Class TranscribeTranslateExample

java.lang.Object
org.apache.tika.example.TranscribeTranslateExample

public class TranscribeTranslateExample extends Object
This example demonstrates primitive logic for chaining Tika API calls. In this case translation could be considered as a downstream process to transcription. We simply pass the output of a call to Tika.parseToString(Path) into Translator.translate(String, String). The GoogleTranslator is configured with a target language of "en-US".
Author:
lewismc
  • Constructor Details

    • TranscribeTranslateExample

      public TranscribeTranslateExample()
  • Method Details

    • googleTranslateToEnglish

      public static String googleTranslateToEnglish(String text)
      Use GoogleTranslator to execute translation on input data. This implementation needs configured as explained in the Javadoc. In this implementation, Google will try to guess the input language. The target language is "en-US".
      Parameters:
      text - input text to translate.
      Returns:
      translated text String.
    • amazonTranscribe

      public static String amazonTranscribe(Path tikaConfig, Path file) throws Exception
      Use AmazonTranscribe to execute transcription on input data. This implementation needs to be configured as explained in the Javadoc.
      Parameters:
      file - the name of the file (which needs to be on the Java Classpath) to transcribe.
      Returns:
      transcribed text.
      Throws:
      Exception
    • main

      public static void main(String[] args) throws Exception
      Main method to run this example. This program can be invoked as follows
      1. transcribe-translate ${tika-config.xml} ${file}; which executes both transcription then translation on the given resource, or
      2. transcribe ${tika-config.xml} ${file}; which executes only translation
      Parameters:
      args - either of the commands described above and the input file (which needs to be on the Java Classpath).

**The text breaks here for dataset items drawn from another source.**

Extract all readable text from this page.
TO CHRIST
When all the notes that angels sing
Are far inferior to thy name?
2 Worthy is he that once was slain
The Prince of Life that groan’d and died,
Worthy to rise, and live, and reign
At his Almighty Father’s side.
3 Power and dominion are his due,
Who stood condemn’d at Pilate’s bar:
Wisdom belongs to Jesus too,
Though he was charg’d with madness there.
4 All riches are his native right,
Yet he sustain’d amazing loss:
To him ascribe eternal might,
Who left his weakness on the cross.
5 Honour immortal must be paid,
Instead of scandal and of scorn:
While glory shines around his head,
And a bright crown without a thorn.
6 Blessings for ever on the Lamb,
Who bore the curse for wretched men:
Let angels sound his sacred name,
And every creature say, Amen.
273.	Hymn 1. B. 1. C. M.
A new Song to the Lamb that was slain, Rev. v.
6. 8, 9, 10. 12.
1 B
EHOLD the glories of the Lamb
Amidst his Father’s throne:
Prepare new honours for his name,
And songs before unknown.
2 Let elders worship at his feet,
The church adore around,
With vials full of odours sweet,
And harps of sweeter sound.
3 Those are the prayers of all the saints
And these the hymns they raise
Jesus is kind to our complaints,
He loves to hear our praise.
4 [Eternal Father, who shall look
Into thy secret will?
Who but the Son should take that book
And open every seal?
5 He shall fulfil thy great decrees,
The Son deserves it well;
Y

      ${tika-config.xml} must include credentials for aws and a temporary storage bucket:

                   
                    <properties>
                     <parsers>
                       <parser class="org.apache.tika.parser.DefaultParser"/>
                       <parser class="org.apache.tika.parser.transcribe.aws.AmazonTranscribe">
                         <params>
                           <param name="bucket" type="string">bucket</param>
                           <param name="clientId" type="string">clientId</param>
                           <param name="clientSecret" type="string">clientSecret</param>
                         </params>
                       </parser>
                     </parsers>
                   </properties>
                   
                   
      Throws:
      Exception